A polícia descobriu que o terminal do celular do suspeito foi utilizado em Curitiba em 24 de novembro e em 1º de dezembro de 2022.

Pelas coordenadas apuradas, o aparelho esteve na região do bairro Bacacheri, onde fica o local de votação de Moro.

A polícia também identificou atividades do aparelho na região tida pela facção como casa do senador e do Escritório Wolf Moro, que é da deputada federal e esposa do ex-juiz, Rosângela Moro (União-SP).

?? Ligações e locações de imóveis: Prints de chamada em grupo feita por vídeo no WhatsApp mostraram membros da cúpula do PCC na articulação do plano.

Um dos membros é apontado pelo governo federal como um dos responsáveis pela logística do plano de fuga de Marcola da Penitenciária 2 de Presidente Venceslau, em 2014.

A interceptação de linhas telefônicas identificou várias chamadas para números de Curitiba, principalmente relacionadas a imobiliárias e à procura de casas e chácaras.

A investigação mostrou que tais contatos tinham relação com locação de imóveis que serviriam como base para o grupo, bem como para um possível cativeiro em caso de êxito no sequestro.

?? Tentativa durante eleições: A polícia destacou contatos feitos de 20 a 28 de outubro de 2022, período que antecedeu o segundo turno das eleições presidenciais.

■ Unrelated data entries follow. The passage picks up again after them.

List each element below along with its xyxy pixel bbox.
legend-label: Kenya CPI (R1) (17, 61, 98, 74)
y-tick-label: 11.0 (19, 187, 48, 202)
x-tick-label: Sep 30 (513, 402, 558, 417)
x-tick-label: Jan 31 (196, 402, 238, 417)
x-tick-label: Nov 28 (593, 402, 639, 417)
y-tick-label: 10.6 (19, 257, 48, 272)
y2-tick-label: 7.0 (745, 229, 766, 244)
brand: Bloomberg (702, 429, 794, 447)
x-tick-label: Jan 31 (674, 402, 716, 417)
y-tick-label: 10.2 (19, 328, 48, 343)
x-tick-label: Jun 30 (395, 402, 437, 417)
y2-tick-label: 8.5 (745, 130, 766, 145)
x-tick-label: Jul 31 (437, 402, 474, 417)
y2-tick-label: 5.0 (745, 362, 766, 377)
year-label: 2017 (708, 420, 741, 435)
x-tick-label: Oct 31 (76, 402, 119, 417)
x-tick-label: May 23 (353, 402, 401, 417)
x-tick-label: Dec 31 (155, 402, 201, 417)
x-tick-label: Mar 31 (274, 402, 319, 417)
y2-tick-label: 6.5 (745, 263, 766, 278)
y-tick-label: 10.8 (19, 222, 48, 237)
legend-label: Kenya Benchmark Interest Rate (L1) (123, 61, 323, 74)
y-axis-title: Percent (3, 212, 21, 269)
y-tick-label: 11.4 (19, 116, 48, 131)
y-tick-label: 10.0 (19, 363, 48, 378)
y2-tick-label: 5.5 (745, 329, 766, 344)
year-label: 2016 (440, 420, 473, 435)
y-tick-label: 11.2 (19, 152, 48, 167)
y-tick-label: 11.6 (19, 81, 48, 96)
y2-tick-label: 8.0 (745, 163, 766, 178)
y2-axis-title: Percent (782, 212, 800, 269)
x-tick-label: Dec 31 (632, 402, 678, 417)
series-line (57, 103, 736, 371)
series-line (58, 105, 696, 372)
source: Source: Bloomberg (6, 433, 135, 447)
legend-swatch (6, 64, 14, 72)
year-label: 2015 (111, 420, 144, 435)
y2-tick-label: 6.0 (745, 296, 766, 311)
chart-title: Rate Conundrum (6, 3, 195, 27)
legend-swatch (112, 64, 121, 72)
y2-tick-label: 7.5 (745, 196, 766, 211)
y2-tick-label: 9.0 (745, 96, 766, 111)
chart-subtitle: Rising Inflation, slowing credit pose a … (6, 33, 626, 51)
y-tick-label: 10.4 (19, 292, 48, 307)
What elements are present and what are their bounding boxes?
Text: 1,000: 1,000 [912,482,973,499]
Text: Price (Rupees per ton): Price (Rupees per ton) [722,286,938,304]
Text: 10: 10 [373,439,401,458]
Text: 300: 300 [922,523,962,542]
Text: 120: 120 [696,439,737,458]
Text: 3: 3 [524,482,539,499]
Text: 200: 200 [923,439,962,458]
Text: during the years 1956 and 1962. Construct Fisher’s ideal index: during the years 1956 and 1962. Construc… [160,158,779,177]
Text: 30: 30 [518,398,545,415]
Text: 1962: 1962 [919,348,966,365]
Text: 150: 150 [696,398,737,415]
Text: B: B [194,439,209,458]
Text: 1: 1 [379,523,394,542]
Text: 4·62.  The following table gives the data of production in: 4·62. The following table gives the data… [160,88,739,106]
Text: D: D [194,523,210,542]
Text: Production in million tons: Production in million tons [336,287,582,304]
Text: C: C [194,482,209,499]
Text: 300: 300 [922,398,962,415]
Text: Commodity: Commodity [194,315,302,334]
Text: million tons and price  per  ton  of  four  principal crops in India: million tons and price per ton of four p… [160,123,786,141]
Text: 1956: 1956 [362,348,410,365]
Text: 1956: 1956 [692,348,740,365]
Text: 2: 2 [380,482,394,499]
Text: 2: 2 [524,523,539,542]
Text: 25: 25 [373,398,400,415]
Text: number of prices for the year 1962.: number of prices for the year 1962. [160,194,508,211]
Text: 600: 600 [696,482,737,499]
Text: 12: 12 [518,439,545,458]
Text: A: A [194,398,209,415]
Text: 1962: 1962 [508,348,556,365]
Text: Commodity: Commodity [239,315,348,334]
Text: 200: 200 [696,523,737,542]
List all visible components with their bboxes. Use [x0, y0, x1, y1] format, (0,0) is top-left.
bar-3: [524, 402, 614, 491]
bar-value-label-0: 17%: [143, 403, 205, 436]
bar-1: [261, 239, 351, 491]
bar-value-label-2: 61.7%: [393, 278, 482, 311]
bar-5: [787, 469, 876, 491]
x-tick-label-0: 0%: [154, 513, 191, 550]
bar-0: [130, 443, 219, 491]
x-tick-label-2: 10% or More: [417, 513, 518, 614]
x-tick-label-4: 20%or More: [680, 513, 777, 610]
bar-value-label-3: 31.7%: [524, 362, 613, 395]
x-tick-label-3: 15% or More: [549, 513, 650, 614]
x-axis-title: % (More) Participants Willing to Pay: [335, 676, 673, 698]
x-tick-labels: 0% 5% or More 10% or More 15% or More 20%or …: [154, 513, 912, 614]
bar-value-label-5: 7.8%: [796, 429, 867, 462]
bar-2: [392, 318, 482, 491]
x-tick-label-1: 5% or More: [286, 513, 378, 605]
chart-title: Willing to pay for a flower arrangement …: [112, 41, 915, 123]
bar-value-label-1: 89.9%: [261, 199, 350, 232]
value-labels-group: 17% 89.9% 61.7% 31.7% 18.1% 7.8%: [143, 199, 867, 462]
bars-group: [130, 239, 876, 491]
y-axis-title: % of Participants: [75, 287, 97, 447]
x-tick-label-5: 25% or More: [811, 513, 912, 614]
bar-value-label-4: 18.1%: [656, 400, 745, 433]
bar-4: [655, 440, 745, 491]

Para a investigação, isso reforça a intenção da facção em executar ações criminosas à época.

A polícia fez investigações em apartamento no bairro Jardim Botânico, em Curitiba.

Em conversa com os condôminos, uma moradora lembrou que, durante setembro e outubro de 2022, três homens se hospedaram em apartamento.

Segundo a moradora, por volta do dia 21 de outubro, “de uma hora para outra”, os homens abandonaram o local sem comunicar nada e sem pagar o devido aluguel.

A investigação identificou que entre moradores do imóvel estavam Janeferson e Claudinei.

?? Plano ainda em andamento: vídeo de 3 de fevereiro de 2023, atribuído a Claudinei, mostra fachada de prédio indicado como possível endereço de Moro.

Para a polícia, o vídeo demonstra que o plano de atentado contra o senador ainda estava em andamento, neste ano.

Ao decretar os mandados de prisão e busca e apreensão, na última terça-feira (21), a juíza Gabriel Hardt cita que "as provas colhidas indicam que atos criminosos estão efetivamente em andamento" em Curitiba há pelo menos seis meses.

A juíza cita ainda que o plano contava "com a presença física dos investigados, compra de veículos, aluguel de imóveis e monitoramento de endereços e atividades do senador Sergio Moro".